7. Limitations and Open Problems

7.1 The Model Size Gap

The gap between provable model sizes (~200M parameters today with specialized hardware) and state-of-the-art frontier models (~100B+ parameters) is roughly 3 orders of magnitude. Even assuming proof generation time scales linearly (it doesn't — it's worse), closing this gap requires years of hardware and algorithm improvement.

Practical implication: For the foreseeable future, verifiable AI inference applies to smaller specialized models (classifiers, domain-specific transformers, distilled models) rather than frontier general-purpose LLMs.

7.2 Circuit Complexity and Non-Standard Operations

ZK circuits are static arithmetic circuits. Dynamic operations — variable-length attention, conditional execution paths, tool calls mid-inference — complicate circuit design significantly. Modern attention mechanisms use softmax (requiring complex approximations in finite fields) and layer normalization (another approximation challenge).

Each non-standard operation requires custom circuit design and adds to proving time. The research frontier is developing efficient circuit gadgets for these operations.

7.3 Key Management for Agent Credentials

ZK credential systems require each agent instance to hold a cryptographic key pair. For ephemeral agents (spun up for a single task), key generation, distribution, revocation, and rotation must be automated and auditable. This is the same key management problem that plagues certificate infrastructure, now applied to potentially millions of agent instances.

7.4 Proof Inflation in Multi-Agent Chains

A chain of N agents, each generating proofs, produces N proofs. Verifying the entire chain requires verifying all N proofs. For long agent pipelines, this creates verification overhead that scales with chain length. Proof aggregation (combining multiple proofs into one) is an active research area — Plonky2/Plonky3 support recursive proof composition, which can compress a chain of N proofs into a single proof of constant size.

Implications for AI Agent Development

Zero-knowledge proofs represent a qualitative shift in what it means to build trustworthy AI agents. The previous generation of "trustworthy AI" relied on:

Process controls (who can deploy what)
Model cards and documentation
Post-hoc auditing and logging
Human oversight of critical decisions

ZKPs add a cryptographic layer that is fundamentally different in character: mathematical guarantees, not institutional ones. An agent that produces a ZK proof of its inference cannot have produced a different output without the proof failing — no process failure, human error, or institutional corruption can invalidate the guarantee.

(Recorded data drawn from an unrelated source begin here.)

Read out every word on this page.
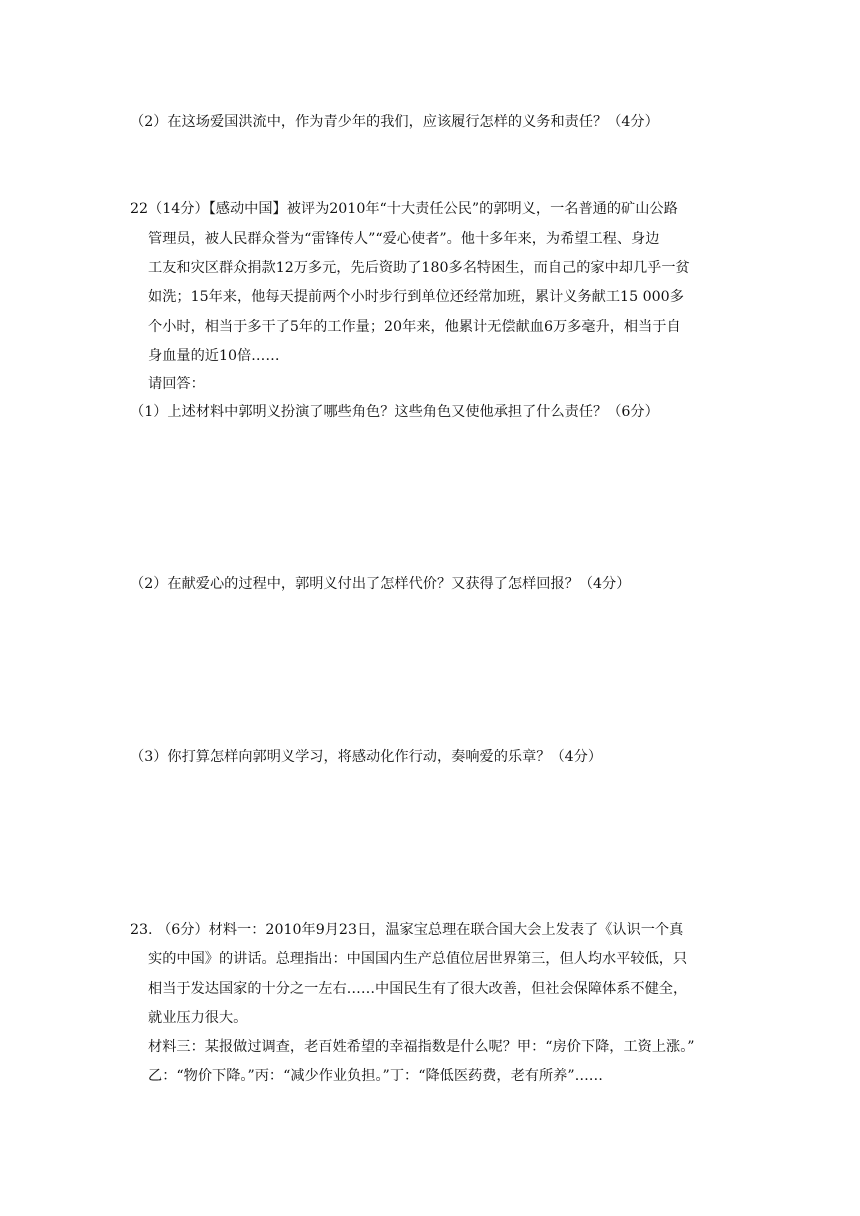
（2）在这场爱国洪流中，作为青少年的我们，应该履行怎样的义务和责任？（4分）
22（14分）【感动中国】被评为2010年“十大责任公民”的郭明义，一名普通的矿山公路
管理员，被人民群众誉为“雷锋传人”“爱心使者”。他十多年来，为希望工程、身边
工友和灾区群众捐款12万多元，先后资助了180多名特困生，而自己的家中却几乎一贫
如洗；15年来，他每天提前两个小时步行到单位还经常加班，累计义务献工15 000多
个小时，相当于多干了5年的工作量；20年来，他累计无偿献血6万多毫升，相当于自
身血量的近10倍……
请回答：
（1）上述材料中郭明义扮演了哪些角色？这些角色又使他承担了什么责任？（6分）
（2）在献爱心的过程中，郭明义付出了怎样代价？又获得了怎样回报？（4分）
（3）你打算怎样向郭明义学习，将感动化作行动，奏响爱的乐章？（4分）
23. （6分）材料一：2010年9月23日，温家宝总理在联合国大会上发表了《认识一个真
实的中国》的讲话。总理指出：中国国内生产总值位居世界第三，但人均水平较低，只
相当于发达国家的十分之一左右……中国民生有了很大改善，但社会保障体系不健全，
就业压力很大。
材料三：某报做过调查，老百姓希望的幸福指数是什么呢？甲：“房价下降，工资上涨。”
乙：“物价下降。”丙：“减少作业负担。”丁：“降低医药费，老有所养”……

The near-term (2026–2027) practical applications for agent builders:

Use ZK credentials for agent authentication — replace API keys with verifiable credentials for agent-to-agent communication; the infrastructure (DIDs, VCs, ZKP libraries) is mature enough to deploy
Implement commitment-based audit trails — even without full inference proofs, committing to agent outputs cryptographically enables on-demand disclosure without storing everything in plaintext
Adopt EZKL or zkPyTorch for specialized models — if your agent uses domain-specific classifiers or small transformers for specific decisions, ZK proofs are practical today
Design for async proof generation — architecture that can attach proofs to outputs asynchronously is much easier to add proofs to than synchronous pipelines
Watch DeepProve — Lagrange is targeting medium-scale LLMs next; the gap between provable and deployable is closing faster than most practitioners expect

The trend line is clear: within 3–5 years, "verifiable AI" will be a standard requirement for agents operating in high-stakes domains, not an optional cryptographic curiosity.